Странно, но она почувствовала, как на глаза навернулись слезы. Он, казалось, говорил с точки зрения более взрослого и мудрого человека, а ей этого не хотелось слушать.
— Возможно, так принято. Но вы ошибаетесь. Все, что мне действительно необходимо, — это попасть домой и поговорить с отцом. Отец любит меня.
Он склонил голову.
— Тогда я желаю вам удачи.
— Да, я вижу.
Его глаза, казалось, на секунду заволоклись серебристой дымкой. Ему стало весело.
— Они найдут вам какого-нибудь юнца, и все будет вполне благополучно.
— Никогда! Никто не найдет мне мужа! Если я выйду замуж, это будет по любви! — горячо сказала она.
Он улыбнулся с таким превосходством, словно она была очень глупым ребенком.
— Пожалуйста, простите меня! — прошептала она. — Как я могла не сознавать, что только мужчины и женщины ваших древних лет могут по-настоящему понимать глубины любви.
При этих ее словах он сочувственно рассмеялся, и на мгновение она снова поняла, что, возможно, у потрясающей популярности этого человека были причины. Когда он улыбался или смеялся, он был действительно красив. На левой щеке появлялась чуть заметная ямочка, глаза сверкали серебряным пламенем, и губы чувственно изгибались.
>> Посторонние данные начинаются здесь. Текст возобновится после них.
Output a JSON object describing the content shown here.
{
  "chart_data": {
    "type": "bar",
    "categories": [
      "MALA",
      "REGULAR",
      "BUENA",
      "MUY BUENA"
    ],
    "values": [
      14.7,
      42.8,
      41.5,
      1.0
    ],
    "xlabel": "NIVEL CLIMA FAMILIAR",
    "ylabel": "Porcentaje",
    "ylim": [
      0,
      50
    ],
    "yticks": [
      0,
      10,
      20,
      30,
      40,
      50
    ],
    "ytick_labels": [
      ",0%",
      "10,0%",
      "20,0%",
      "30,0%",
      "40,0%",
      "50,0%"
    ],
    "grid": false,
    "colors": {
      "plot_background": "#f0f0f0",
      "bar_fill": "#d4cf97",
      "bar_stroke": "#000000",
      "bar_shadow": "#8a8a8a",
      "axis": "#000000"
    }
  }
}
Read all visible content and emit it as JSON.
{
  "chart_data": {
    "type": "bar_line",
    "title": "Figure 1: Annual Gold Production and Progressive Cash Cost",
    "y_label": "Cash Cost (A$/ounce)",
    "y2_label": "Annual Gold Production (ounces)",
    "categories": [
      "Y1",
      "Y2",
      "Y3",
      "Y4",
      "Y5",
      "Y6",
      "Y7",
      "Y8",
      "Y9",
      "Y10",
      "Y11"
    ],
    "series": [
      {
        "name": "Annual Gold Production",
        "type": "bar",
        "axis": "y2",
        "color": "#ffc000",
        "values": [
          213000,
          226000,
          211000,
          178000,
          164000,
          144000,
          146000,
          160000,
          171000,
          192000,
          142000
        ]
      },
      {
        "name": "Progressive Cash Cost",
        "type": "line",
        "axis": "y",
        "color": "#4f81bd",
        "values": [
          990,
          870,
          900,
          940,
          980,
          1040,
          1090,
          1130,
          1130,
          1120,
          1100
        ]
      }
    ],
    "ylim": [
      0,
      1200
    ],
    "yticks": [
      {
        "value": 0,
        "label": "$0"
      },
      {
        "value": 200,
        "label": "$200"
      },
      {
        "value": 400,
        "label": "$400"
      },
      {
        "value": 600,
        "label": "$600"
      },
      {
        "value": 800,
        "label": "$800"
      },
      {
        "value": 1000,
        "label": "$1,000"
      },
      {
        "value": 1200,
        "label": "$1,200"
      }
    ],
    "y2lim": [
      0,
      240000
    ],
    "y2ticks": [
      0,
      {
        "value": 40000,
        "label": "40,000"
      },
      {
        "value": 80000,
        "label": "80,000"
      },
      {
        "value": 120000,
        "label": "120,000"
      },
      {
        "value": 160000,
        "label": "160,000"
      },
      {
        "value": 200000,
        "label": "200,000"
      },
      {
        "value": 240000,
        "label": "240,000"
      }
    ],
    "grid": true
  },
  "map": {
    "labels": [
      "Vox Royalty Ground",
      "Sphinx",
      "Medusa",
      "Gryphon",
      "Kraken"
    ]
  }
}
— Я такой древний? — спросил он, и она ощутила в этот момент, что он близок, очень близок, хотя и в пределах, допустимых приличиями.
— Немыслимо, — надменно прошептала она.
— И вы никогда не полюбили бы никого, столь древнего!
— Конечно, нет, милорд, — извиняющимся тоном произнесла она.
— Слава Богу, что существует древняя леди, отвечающая мне взаимностью!
— О, действительно! Вам следует ежедневно благословлять нашего доброго Господа за леди Анну.